Certains quartiers ne sont que ruine et désolation, coquilles de maisons éventrées, poutres carbonisées restées en suspens entre deux pans de mur noircis et troués. Mais ces restes abritent toujours, sous des bâches ou des cartons, des familles entières d’anciens et nouveaux résidents. Kaboul, même lorsqu’elle était bombardée à outrance, restait un lieu de relative sécurité, de refuge.

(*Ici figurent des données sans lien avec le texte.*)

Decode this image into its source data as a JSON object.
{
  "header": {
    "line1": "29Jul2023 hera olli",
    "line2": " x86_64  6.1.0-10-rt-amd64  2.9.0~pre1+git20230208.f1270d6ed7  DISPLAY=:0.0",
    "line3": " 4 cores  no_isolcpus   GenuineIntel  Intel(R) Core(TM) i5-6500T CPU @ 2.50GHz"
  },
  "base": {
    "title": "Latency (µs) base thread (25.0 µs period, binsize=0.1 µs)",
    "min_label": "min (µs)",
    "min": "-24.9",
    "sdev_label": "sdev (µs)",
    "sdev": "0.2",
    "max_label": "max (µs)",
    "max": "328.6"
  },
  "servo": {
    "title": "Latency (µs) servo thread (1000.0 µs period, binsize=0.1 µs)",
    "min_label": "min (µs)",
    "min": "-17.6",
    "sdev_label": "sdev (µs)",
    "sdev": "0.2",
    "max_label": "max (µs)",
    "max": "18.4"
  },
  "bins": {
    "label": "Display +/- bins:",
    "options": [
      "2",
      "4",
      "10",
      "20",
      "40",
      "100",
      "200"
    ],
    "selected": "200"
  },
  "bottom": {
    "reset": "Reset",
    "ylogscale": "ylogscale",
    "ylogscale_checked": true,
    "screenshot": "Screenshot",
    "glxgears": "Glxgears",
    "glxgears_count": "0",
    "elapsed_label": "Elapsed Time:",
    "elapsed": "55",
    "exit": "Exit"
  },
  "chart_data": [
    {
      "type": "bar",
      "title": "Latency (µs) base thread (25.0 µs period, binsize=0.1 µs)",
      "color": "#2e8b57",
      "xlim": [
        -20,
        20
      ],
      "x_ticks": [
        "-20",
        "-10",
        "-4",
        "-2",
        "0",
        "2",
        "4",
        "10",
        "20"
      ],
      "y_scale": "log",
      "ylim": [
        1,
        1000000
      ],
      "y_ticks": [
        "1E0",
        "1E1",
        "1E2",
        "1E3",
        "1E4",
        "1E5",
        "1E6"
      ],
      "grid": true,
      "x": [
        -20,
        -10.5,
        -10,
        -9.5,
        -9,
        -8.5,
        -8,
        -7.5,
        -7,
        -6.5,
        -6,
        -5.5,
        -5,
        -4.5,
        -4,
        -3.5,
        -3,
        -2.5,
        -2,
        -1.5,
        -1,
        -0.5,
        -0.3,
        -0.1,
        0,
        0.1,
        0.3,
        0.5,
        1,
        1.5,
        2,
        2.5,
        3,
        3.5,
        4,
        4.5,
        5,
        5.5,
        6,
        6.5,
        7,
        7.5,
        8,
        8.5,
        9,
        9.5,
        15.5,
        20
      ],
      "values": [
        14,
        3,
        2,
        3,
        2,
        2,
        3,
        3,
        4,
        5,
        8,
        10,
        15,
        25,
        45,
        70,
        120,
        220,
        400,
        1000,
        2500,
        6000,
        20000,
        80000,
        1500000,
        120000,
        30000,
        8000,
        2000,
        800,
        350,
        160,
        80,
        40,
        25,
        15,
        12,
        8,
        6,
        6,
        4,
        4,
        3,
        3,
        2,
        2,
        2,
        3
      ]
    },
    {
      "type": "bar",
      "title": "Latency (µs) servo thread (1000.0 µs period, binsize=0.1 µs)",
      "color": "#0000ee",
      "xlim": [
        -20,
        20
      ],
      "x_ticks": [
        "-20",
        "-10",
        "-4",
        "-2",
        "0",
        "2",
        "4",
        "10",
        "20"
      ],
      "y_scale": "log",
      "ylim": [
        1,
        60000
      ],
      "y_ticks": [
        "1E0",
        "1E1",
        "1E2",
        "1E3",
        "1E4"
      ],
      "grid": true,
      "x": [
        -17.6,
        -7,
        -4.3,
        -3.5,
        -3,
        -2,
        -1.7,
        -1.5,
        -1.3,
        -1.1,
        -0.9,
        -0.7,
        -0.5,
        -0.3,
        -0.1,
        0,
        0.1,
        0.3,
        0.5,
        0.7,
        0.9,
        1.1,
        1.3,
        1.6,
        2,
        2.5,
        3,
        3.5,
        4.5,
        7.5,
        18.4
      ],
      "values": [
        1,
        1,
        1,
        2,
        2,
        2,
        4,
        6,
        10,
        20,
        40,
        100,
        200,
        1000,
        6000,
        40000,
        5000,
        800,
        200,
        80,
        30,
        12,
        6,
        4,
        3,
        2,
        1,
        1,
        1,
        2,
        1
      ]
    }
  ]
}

Soudain, à l’angle d’un parc, au pied d’un mur criblé, la carcasse d’un véhicule militaire soviétique, calcinée, rouillée et à moitié ensevelie. Elle vient rappeler que les guerres ici se succèdent et s’enchaînent, qu’elles se nourrissent l’une l’autre et que les intervalles de paix sont trop courts pour déblayer le terrain. Combien de jeunes soldats soviétiques ont péri dans ce sinistre bahut de fer ? « Tout ce matériel brûlé, brisé sur les routes... ces tanks, ces BTR. Est-ce vraiment tout ce qui est reste de nous là-bas ? [6] »
Vient à l’esprit la métaphore sur la ferraille militaire dans Shalimar le clown [7] de Salman Rushdie. Cela se passe dans son Cachemire bien aimé. Un jour, les amas de vieille ferraille militaire abandonnée sur les routes par l’armée indienne disparaissent. Ce même jour, comme par miracle, des mollahs d’un type nouveau, radicaux et intransigeants, commencent à déambuler par les villages et à forger les âmes des habitants. Leur tête, si l’on tape dessus, résonne d’un son creux et métallique. Il n’y a rien dedans, mais c’est du solide. Les iron mullahs sont le produit dérivé de toutes les guerres et de la ferraille qu’elles déposent sur les champs et dans les têtes.